George Pataki -- the GOP's Rodney Dangerfield?
On paper, he sounds like a top-tier candidate for president: A former three-term Republican governor from deep blue New York, who was in office during the Sept. 11 terrorist attacks and built a legacy anchored in ambitious tax cuts.
If only anyone knew who George Pataki is.
But Pataki, who will announce his candidacy for president Thursday in Exeter, N.H., does not register in most public polls, if he is included at all. Reporters do not rush him at events in the key primary states, if they show up. Other Republicans do not attack his credentials or even acknowledge him.
In the crowded Republican presidential primary field, Pataki is less a player than a punch line. And he knows it.
“People don’t remember who I am, but we can remind them of that,” Pataki told Newsmax earlier this year.
His stock was not always so low. Eight years ago, as he finished his final term as governor, Pataki was well regarded as a presidential prospect.
His record pushing for and achieving tax cuts, and his role in rebuilding New York after 9/11, were major selling points for his potential candidacy. In his last re-election bid, in 2002, Pataki had also taught himself Spanish and won at least a third of Hispanic votes — an impressive share for a Republican.
“He would be serious,” Americans For Tax Reform President Grover Norquist told New York Magazine at the time. “Republicans would not say, ‘That guy has no chance.’”
But Pataki left office in 2007 with painfully low job approval ratings, and another New York Republican, former Mayor Rudy Giuliani, entered the presidential race as a frontrunner. After launching an exploratory committee and earnestly testing the waters, Pataki quietly decided not to run; afterward, multiple Republicans, including Giuliani, sought his endorsement.

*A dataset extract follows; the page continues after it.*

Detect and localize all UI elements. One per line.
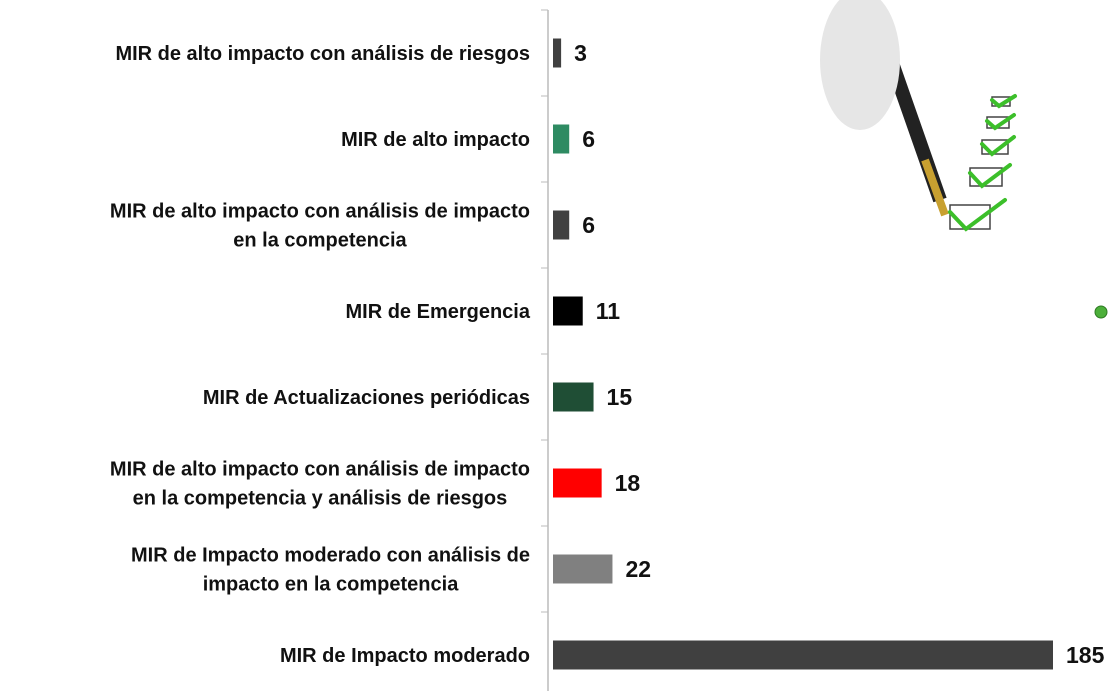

In 2011, Pataki again toyed with the idea of running for president, only to opt once more against it. Now, on the third try, his failures to launch have become a joke even for Pataki.
“I kid up in New Hampshire that every four years, there’s the World Cup, the Olympics, and I show up thinking of running,” Pataki told radio host Hugh Hewitt last month. “But this time, I’ve taken a lot more aggressive steps.”
Indeed, Pataki’s announcement Thursday will mark his 10th trip so far this election cycle to New Hampshire, by his spokesman’s count, and the pro-Pataki super PAC, We The People, Not Washington, has been running television ads in the Granite State for the past month. Camping out in the Granite State will be central to Pataki’s strategy.
Still, while other Republican candidates have spent years bulking up their national brands with television appearances, aggressive networking or building-block campaigns, Pataki has been largely out of the game.
In 2007, rather than run for president, Pataki joined the corporate law firm Chadbourne & Parke and later founded a consulting group. Although he has made occasional campaign trail appearances on behalf of other candidates and done some work with nonprofit political groups in the interim, the bulk of Pataki’s energies have been directed at his private sector work — not usually the mark of a would-be presidential candidate.
Another former governor, Jeb Bush of Florida, has also been out of politics since 2007, but his famous last name has expedited and smoothed his reintroduction. Pataki’s return to the campaign trail, meanwhile, has been more jarring.
“As I’ve been back in Iowa and New Hampshire and South Carolina, people have asked me, ‘Pataki, where have you been?’” he said at the recent Lincoln Dinner in Iowa, where 10 other likely Republican candidates also spoke.
During that trip, some Pataki alums and curious newcomers converged on the Newton, Iowa, living room of Marshall Critchfield, the Jasper County Republican Party chairman, for a coffee with the would-be candidate. The meet-up was organized by Craig Schoenfeld, who led Pataki’s Iowa exploratory efforts during the 2008 cycle, but who plans to sit this election out.
After Pataki spoke, Schoenfeld said, people “came away going, ‘Huh, here’s a guy who nobody may be thinking about now, but we should take a look at this guy.’”
On Thursday in New Hampshire, Pataki will announce his candidacy in the town where the Republican Party has its roots. There, he will look to re-reintroduce himself to a broader national audience, reminding voters of his humble roots in upstate New York, calling for smaller government in Washington, and stressing how his experience with Sept. 11 informs how he would tackle national security problems. He might even toss out a bit of Spanish.
If only people will watch.
“We very much understand that we have an uphill challenge,” said Pataki spokesman Dave Catalfamo.
But Pataki and his allies often invoke his first big victory as proof that he has another long-shot bid in him.
In 1994, Pataki, a little-known freshman state senator running for statewide office for the first time, unseated Democratic Gov. Mario Cuomo, a New York icon.
Said Catalfamo, “This is not an unusual place for George Pataki to be.”